Does anyone know a reliable and automatable way to back up this iCloud photo library on a self hosted server?

5 comments

icloud-photo-downloader: https://github.com/icloud-photos-downloader/icloud_photos_do...

I've used this to great success! As far as I could tell, it grabbed every photo and video at the highest quality. Very happy.

Brilliant! Thank you.
I'm also interested in this. I have iCloud for Windows installed on a VM with lots of attached storage, but it doesn't seem to persistently/reliably download photos unattended.

I suppose another way to do it would be with a Mac and then periodically backing up the local Photo Library, but that still leaves the photos tied up in Apple's proprietary library format. Plus you need a spare Mac just laying around and always on.

I spent extensive time evaluating this problem, and tried a whole bunch of different things:

Nextcloud, Resilio, iCloud, etc etc etc.

Honestly? Just using Google Photos is probably the best bet for most folks, whether you’re on iOS or something else.
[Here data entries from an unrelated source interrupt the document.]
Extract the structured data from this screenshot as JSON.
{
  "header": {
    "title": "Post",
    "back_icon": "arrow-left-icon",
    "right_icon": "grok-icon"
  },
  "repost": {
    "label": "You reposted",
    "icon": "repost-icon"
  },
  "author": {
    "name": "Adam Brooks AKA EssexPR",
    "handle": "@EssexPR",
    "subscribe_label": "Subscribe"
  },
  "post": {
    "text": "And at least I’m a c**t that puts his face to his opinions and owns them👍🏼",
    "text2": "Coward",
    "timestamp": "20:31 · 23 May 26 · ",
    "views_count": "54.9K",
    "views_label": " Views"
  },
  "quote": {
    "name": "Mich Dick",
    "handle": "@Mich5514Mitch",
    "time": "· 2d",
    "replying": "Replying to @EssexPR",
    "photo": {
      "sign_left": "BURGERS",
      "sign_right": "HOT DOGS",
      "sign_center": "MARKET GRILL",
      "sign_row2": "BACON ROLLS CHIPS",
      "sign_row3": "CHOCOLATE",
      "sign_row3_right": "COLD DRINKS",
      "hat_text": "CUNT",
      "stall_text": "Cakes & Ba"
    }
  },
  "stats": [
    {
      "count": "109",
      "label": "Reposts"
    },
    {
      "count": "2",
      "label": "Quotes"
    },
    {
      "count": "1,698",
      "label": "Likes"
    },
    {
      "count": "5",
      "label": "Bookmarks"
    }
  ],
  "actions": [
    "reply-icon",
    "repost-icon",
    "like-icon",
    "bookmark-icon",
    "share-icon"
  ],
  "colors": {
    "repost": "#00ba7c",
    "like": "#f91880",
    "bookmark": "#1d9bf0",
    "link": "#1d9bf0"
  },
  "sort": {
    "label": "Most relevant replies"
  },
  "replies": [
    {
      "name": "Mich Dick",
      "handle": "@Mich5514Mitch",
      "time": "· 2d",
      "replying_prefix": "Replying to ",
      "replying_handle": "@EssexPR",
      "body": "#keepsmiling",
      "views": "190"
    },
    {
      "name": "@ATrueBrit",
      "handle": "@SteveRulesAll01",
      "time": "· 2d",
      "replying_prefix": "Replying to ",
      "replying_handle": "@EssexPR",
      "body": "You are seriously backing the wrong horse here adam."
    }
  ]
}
I personally picked OneDrive for my use case since it is both more performant for large data sync and 6 TB + Office 365 for a family plan beat out the alternatives on pricing.

Eh... I'd definitely do a Google Takeout to verify everything's OK before you delete your originals.

You may think the downsampled image is sufficient for lossy backups, but older images stored in "high quality" in my personal GP library were almost wholly stripped of metadata, including when the photo was taken.

(Many of my users have suffered from this as well, which is why I built tag value inference into PhotoStructure to try to help spackle over these metadata holes).

That’s good advice for those that care, and I should have mentioned it, especially for HN crowd. I definitely noticed this problem when I did Google Takeout on my photos dating back to the Picasa days.

I still think that for most people (and on HN, where we care more about fighting data entropy, there might be significantly lower overlap with the majority), Google Photos is the best option.

> whether you’re on iOS or something else

Android doesn't know it, but their killer app is Syncthing.

I do this with Syncthing (not just photos, but all phone files), a very customizeable file sync tool, it can do trash bin and versioning similar to cloud storage providers. As I heard sadly it doesn't work so well in iOS due to its restrictions though.
I don't know how it works on iPhones, but on Android Nextcloud does this just fine.